Opinion: structured finance poses threat to economic stability
The US financial system is under threat, and experts believe that the structured finance space is likely to be the cause of the next financial crisis
Over the course of the last month I have attended not one, but two events focused on the inevitability of the next financial crisis. The consensus, from a number of high profile panellists, was that it was likely to once again come in the structured finance space.
Bar the most sceptical, the 2008 crisis is generally attributed to over-lending in the mortgage market: customers with poor credit ratings were allowed large sums of money they had little hope of ever repaying. Today, it may not follow the exact same route – but things feel very similar. This begs the question: why are we allowing history to repeat itself?
According to the Fed, earlier this year, US consumer credit card debt surpassed the $1 trillion mark for the first time since the great recession. Household debt too has risen steadily, recently reaching $13.21 trillion. Yet, it is easier than ever to receive auto financing, apply for a bank loan and have several credit cards. The logic seems flawed, where are the lessons learned?
The largest banks are also subject to lighter rules than those that were installed in the years that followed the financial crisis. Some aspects of the Dodd-Frank reform, like the process of stress testing which gives regular checks on a bank's ability to fulfill its capital requirements, have been relaxed significantly in recent months and seem increasingly unlikely to demonstrate that a large banking institution is capable of avoiding irreparable failure.

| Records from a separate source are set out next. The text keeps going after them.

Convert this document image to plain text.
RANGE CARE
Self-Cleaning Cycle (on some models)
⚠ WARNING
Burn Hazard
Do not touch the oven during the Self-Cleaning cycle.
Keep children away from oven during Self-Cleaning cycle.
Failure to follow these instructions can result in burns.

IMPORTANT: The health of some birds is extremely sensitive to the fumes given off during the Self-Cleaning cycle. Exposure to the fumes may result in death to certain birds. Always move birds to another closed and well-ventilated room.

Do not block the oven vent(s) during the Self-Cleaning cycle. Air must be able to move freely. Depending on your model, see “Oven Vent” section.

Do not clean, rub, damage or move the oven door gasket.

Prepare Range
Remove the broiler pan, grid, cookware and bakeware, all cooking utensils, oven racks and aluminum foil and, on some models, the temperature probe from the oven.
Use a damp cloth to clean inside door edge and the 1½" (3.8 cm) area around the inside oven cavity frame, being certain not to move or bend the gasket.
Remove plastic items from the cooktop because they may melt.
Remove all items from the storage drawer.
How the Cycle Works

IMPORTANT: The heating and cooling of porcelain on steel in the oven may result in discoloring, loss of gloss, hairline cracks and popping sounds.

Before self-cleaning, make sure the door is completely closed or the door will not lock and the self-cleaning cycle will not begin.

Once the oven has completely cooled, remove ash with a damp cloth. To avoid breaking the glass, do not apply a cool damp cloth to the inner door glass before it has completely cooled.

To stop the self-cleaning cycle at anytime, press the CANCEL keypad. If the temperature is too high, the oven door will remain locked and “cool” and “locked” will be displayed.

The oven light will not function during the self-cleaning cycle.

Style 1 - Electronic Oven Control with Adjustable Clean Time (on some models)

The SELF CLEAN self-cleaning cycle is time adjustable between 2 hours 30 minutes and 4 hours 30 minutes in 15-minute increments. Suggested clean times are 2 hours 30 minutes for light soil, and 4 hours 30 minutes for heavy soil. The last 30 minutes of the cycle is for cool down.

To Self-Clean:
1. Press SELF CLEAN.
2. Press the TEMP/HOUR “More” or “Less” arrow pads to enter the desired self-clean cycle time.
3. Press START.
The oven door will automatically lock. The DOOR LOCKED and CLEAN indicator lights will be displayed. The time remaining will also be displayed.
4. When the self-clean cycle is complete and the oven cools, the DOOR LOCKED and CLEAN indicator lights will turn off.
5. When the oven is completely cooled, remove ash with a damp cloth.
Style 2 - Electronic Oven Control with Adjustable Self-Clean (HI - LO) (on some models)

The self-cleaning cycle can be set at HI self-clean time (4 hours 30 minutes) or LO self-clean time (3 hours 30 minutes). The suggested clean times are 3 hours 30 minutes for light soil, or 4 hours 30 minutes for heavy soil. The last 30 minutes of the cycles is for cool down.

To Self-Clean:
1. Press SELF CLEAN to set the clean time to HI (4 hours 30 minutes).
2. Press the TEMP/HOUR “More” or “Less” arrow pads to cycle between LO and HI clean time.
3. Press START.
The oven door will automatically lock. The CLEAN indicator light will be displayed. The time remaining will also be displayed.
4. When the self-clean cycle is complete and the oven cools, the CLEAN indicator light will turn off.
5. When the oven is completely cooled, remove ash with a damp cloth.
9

The very body set up by Dodd-Frank to assist Americans with mortgages, loans and credit card debt, the Consumer Financial Protection Bureau (CFPB), appears to be imploding. Following the departure of former director Richard Cordray and his now failed attempt to appoint his own replacement, President Trump appointee Mick Mulvaney has overseen a systematic unpicking of the Bureau and its message. He has removed key members of three advisory boards with no intention of replacing them. Mulvaney has confirmed the Bureau will be re-examining previous changes to rules that reigned in pay day lenders. Mulvaney, also in charge of the budget at the Office of Management and Budget, sought no funding for the CFPB in January, and requested a 20% reduction this June. Currently, the CFPB receives its funding from the Fed but Mulvaney has asked Congress to pass legislation that will mean the agency is instead funded by congressional appropriations, giving lawmakers full oversight. This would allow him to effectively cut all funding and kill the bureau off for good.
To reiterate, why is this being allowed to happen? Why is the US adult population being offered credit lines at a reckless rate; in perfect tandem with the weakening of the rules and agencies designed to protect them from exploitation? The financial crisis ruined the livelihoods of many, but, as films like the Big Short demonstrated, not everybody lost.
One of the US's proud mantras is e pluribus unum - out of many, one. A more apt slogan as things stand would be more accurate: for the few, not the many. This can't be allowed to continue.